Mak-Kalmanovith wrote, “The incident was a provocation and included deviating circumstances that were not routine,” and noted that the land the policemen were on posing as shepherds was not farmland, that they were without sheep and were there for an unusually long time.
The judge called “the circumstances sufficient to raise a serious suspicion” and even fear by the defendants that the undercover policemen were actually planning an attack.
On these grounds and because of their lack of violent involvement, the court acquitted three of the defendants.
Ben-Gigi was convicted because despite the suspicions, at the end of the day he attacked the police without having been ttacked by them.
Overall, the court viewed the police undercover operation as completely misplanned and far too close to entrapment.

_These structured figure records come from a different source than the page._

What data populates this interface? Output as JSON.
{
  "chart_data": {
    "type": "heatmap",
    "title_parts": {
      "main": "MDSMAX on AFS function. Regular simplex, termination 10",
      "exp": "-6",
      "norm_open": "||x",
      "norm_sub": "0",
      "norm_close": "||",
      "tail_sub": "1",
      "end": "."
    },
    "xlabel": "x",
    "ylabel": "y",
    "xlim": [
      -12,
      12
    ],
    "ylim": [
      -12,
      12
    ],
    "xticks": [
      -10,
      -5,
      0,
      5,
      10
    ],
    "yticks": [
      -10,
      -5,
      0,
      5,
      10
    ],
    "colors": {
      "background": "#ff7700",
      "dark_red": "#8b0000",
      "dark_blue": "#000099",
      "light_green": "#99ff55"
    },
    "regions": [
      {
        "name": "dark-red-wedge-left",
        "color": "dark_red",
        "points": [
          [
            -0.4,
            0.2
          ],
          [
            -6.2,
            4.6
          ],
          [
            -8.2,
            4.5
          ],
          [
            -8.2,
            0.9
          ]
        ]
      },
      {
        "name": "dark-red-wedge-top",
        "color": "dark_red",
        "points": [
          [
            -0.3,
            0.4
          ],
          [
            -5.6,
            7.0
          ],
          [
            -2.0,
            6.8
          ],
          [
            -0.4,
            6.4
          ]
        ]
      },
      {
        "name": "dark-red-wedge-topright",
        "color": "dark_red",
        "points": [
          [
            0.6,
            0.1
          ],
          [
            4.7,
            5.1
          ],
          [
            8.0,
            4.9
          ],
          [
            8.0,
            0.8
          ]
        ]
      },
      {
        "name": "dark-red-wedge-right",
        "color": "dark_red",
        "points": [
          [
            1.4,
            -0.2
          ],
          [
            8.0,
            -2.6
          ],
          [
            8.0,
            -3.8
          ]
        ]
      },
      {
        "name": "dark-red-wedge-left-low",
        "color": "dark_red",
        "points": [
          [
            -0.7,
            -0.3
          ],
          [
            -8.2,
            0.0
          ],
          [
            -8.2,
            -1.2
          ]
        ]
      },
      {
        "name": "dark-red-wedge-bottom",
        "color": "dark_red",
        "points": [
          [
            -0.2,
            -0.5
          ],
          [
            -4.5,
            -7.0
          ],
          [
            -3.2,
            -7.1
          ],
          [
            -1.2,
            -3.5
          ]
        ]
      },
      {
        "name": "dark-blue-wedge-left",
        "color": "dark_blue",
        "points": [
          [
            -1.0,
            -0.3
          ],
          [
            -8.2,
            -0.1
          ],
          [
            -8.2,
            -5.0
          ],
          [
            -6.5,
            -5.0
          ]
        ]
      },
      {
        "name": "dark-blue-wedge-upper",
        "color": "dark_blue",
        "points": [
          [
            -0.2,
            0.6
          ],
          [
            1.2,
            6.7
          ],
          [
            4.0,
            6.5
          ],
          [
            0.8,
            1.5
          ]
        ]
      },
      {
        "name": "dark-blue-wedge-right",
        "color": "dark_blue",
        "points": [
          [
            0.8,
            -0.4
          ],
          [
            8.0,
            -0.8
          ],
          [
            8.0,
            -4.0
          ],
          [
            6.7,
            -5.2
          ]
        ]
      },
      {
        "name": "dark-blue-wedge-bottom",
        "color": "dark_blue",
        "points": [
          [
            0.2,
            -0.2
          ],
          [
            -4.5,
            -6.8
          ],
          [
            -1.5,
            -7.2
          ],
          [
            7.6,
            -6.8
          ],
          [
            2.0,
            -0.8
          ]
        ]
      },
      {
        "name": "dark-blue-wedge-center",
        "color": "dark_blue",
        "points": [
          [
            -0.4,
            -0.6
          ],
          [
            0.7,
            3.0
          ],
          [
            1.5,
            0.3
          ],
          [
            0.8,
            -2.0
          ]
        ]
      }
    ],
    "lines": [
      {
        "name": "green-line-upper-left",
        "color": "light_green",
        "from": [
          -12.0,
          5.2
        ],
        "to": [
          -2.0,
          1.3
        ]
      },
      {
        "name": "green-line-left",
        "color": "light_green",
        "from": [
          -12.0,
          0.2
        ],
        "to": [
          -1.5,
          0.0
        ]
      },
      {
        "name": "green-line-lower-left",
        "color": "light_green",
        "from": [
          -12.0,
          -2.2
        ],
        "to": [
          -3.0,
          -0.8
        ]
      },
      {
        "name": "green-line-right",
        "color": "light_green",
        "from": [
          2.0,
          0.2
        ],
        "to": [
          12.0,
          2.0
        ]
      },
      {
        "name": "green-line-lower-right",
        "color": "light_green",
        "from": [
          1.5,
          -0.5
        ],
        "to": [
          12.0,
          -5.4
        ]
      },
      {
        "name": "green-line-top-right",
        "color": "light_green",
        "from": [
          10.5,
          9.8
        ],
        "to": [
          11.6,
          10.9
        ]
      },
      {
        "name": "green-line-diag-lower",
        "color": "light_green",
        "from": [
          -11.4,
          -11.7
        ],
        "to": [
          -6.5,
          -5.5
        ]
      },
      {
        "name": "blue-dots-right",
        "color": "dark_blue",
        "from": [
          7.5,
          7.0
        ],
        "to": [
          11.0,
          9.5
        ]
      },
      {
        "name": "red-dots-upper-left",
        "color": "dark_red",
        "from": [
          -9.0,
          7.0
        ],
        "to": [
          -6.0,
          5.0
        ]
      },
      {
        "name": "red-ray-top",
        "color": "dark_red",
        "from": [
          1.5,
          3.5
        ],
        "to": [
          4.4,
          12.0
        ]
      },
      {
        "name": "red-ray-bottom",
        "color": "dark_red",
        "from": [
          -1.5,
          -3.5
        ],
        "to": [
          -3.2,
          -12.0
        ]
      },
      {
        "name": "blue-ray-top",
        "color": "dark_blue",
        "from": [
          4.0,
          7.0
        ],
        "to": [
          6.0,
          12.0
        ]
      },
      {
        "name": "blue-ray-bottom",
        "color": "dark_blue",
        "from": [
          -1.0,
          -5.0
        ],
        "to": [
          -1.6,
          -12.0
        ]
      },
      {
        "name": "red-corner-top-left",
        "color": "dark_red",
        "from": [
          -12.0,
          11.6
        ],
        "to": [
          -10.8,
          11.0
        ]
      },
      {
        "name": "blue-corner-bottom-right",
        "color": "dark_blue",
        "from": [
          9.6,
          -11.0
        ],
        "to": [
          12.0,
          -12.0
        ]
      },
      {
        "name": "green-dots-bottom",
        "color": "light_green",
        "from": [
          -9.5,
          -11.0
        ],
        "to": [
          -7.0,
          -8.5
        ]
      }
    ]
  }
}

A press release by the Tikshoret Nechona NGO said that after the incident, then-public security minister Yitzhak Aharonovitch had committed to ending such undercover operations against settler activists, but that he did not uphold the promise.
The press release cited additional similar undercover operations at the Bat Ayin, Givat Ronen and Kochav Hashahar settlements.
Lawyers for the defendants from the Honenu NGO and from the Public Defender’s Office praised the court for having the courage to take on the police for its conduct in the case and one even said he would consider suing the police for civil damages.
The Justice Ministry said that it could not comment on the case as it had avoided involvement and left the case to the police.
In rare such cases where the Justice Ministry refuses involvement, it can be a sign that the police’s case will run into trouble.
The police did not issue a statement regarding the decision.